Though an electrical engineering professor would seem an unlikely candidate to improve the diagnostic process, that’s exactly what Venkat Devarajan seeks to accomplish. He is collaborating with UT Dallas, UT Southwestern Medical Center, and the Texas Health Research Institute to develop a minimally intrusive approach that combines ultrasound-guided biopsy with “haptic,” or sense of touch, methods.

“Most oncologists use needle biopsy, but it requires a lot of experience to make the injection at just the right angle and depth to collect the tissue sample without damaging vital organs like the lungs and heart,” says Dr. Devarajan, who has built a prototype to help train doctors in laparoscopic methods for male hernias. It had to avoid damaging not only organs but also key arteries and veins.

Venkat Devarajan

Venkat Devarajan, electrical engineering professor

“A laparoscopic hernia operation is a minimally invasive technique, and patients recover much quicker and without as much pain. But it requires precise angles and depths from the small incisions. While working with this problem, I became interested in breast cancer and how to make the whole process less painful.”

The medical community liked the concept so much that the “Haptic Guidance for Breast Biopsy System” received a concept grant from TxMED, a collaborative research funding program in medical technologies.

The idea behind the system is simple. Once a mass is detected, use either X-rays or ultrasound to pinpoint its location. Then create a mechanical and electronic device that provides artificial resistance to the physician’s fingers handling the biopsy needle unless the surgeon follows the optimal path to push the needle toward the mass.

This blend of imaging and touch would create a “can’t miss” biopsy in which the needle would bypass what Devarajan calls “zones of exclusion,” artery or nerve areas.

“Basically, it would make the biopsy a much more automated process than it is now,” he says. “With a bit of training, the inexperienced physician, nurse, or physician’s assistant would be able to quickly do the procedure with minimal pain to the patient.”

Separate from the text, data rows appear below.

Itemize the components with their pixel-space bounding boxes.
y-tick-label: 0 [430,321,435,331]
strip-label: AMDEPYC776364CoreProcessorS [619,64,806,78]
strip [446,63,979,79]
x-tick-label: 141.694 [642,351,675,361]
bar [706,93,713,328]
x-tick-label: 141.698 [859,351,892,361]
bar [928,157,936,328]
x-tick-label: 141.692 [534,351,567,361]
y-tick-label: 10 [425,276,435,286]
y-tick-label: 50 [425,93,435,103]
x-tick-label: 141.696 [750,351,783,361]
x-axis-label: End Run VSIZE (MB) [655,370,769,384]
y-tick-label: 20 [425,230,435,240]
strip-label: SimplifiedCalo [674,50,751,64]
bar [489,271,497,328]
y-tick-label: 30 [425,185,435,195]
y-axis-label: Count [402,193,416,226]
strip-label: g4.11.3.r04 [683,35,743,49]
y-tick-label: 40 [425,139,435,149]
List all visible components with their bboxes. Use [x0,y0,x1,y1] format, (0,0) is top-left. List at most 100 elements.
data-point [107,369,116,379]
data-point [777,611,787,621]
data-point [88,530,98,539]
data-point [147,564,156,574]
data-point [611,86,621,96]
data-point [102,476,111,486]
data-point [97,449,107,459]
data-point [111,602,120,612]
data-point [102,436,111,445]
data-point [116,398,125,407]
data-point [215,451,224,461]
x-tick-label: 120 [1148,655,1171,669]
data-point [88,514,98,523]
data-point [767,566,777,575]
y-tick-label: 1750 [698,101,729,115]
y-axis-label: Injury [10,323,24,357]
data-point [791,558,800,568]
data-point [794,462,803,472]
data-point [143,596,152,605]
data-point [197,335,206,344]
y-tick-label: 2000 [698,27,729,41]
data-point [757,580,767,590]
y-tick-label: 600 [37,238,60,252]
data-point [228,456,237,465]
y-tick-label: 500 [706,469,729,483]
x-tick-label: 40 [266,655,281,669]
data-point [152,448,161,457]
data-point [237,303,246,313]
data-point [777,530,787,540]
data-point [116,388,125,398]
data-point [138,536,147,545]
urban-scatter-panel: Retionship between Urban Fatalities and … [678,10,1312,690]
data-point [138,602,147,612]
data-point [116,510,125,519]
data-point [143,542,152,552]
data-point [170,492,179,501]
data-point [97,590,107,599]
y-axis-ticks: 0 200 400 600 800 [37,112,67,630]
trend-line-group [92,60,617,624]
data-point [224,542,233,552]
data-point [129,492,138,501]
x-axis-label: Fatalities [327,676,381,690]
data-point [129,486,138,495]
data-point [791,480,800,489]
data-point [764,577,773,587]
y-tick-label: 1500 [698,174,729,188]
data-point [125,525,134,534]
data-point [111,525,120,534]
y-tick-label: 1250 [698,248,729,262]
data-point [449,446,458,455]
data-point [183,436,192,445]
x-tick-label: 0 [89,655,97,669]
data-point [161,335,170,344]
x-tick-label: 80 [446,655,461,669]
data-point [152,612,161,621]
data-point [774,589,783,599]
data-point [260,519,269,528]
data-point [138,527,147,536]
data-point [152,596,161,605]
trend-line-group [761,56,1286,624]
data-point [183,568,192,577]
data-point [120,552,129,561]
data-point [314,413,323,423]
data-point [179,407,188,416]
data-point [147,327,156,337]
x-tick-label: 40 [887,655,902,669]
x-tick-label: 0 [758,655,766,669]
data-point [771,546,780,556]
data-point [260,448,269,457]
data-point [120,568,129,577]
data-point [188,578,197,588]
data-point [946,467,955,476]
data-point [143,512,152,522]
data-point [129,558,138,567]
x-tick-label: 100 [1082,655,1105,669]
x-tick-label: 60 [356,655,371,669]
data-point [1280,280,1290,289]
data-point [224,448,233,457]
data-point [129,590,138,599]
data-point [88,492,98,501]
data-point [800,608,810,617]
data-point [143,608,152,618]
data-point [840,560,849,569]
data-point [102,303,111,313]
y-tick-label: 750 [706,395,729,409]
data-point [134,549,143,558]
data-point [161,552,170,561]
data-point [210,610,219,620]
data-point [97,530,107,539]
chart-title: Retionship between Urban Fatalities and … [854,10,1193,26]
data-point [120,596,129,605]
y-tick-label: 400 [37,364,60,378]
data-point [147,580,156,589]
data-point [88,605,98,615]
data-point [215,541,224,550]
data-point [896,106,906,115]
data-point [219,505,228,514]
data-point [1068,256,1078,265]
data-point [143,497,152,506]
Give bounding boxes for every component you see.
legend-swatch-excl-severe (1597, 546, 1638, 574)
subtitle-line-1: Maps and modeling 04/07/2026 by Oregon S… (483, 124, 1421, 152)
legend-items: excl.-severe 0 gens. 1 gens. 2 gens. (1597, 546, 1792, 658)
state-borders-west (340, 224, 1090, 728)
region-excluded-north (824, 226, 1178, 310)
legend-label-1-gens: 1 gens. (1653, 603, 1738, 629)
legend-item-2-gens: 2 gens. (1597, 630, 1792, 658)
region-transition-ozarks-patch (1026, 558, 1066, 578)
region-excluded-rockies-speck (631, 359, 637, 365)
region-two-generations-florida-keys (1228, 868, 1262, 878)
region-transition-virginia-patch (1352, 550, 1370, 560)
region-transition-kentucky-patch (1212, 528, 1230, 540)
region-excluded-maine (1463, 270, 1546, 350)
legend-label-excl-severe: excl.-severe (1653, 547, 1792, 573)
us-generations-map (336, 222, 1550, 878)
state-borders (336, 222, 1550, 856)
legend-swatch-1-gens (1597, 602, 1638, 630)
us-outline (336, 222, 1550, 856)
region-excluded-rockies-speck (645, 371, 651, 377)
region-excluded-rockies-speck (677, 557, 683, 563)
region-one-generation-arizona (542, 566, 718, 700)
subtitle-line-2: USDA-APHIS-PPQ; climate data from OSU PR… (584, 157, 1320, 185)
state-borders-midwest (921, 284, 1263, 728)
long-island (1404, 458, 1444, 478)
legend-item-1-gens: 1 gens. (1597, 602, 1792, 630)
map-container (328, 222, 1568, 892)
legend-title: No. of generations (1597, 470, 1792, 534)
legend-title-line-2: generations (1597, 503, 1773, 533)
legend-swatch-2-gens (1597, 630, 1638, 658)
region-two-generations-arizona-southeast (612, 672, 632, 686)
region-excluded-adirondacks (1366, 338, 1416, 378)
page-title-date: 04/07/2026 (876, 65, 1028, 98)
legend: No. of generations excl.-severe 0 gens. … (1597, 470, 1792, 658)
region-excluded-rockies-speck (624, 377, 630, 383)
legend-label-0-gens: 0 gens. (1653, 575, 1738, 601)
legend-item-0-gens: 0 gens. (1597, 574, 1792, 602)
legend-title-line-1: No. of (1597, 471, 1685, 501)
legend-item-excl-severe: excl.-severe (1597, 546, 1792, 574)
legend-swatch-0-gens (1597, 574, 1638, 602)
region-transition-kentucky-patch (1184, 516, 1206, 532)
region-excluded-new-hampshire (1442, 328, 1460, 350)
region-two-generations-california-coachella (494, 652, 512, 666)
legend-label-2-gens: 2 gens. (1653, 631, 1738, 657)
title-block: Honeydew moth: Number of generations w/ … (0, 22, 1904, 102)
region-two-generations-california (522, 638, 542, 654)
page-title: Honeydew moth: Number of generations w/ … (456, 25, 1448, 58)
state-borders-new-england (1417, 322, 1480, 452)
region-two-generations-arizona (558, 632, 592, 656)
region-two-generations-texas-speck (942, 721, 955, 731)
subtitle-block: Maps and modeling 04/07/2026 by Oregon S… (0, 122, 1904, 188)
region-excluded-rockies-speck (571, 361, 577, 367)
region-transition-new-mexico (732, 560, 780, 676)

The haptic system also would double as a simulator, a training system for interventional radiology residents.

“Many physicians who have done the procedure many times without the benefit of this kind of system do it very well,” Devarajan says. “But they have trouble explaining or teaching how they do it. That doesn’t help the less experienced doctor.”

The procedure eventually may help with kidney or liver problems, as well as those in other parts of the body. Devarajan and his students consider the research to be in the validation stage, a process that includes consultations with medical professionals and even sociologists.

“It’s difficult to bring distinct disciplines like engineering and medicine together sometimes,” he says. “Doctors often don’t understand engineering, and they’re busy. Engineers certainly don’t understand medicine. But I think we’re making real progress with our collaborative, multidisciplinary approach.”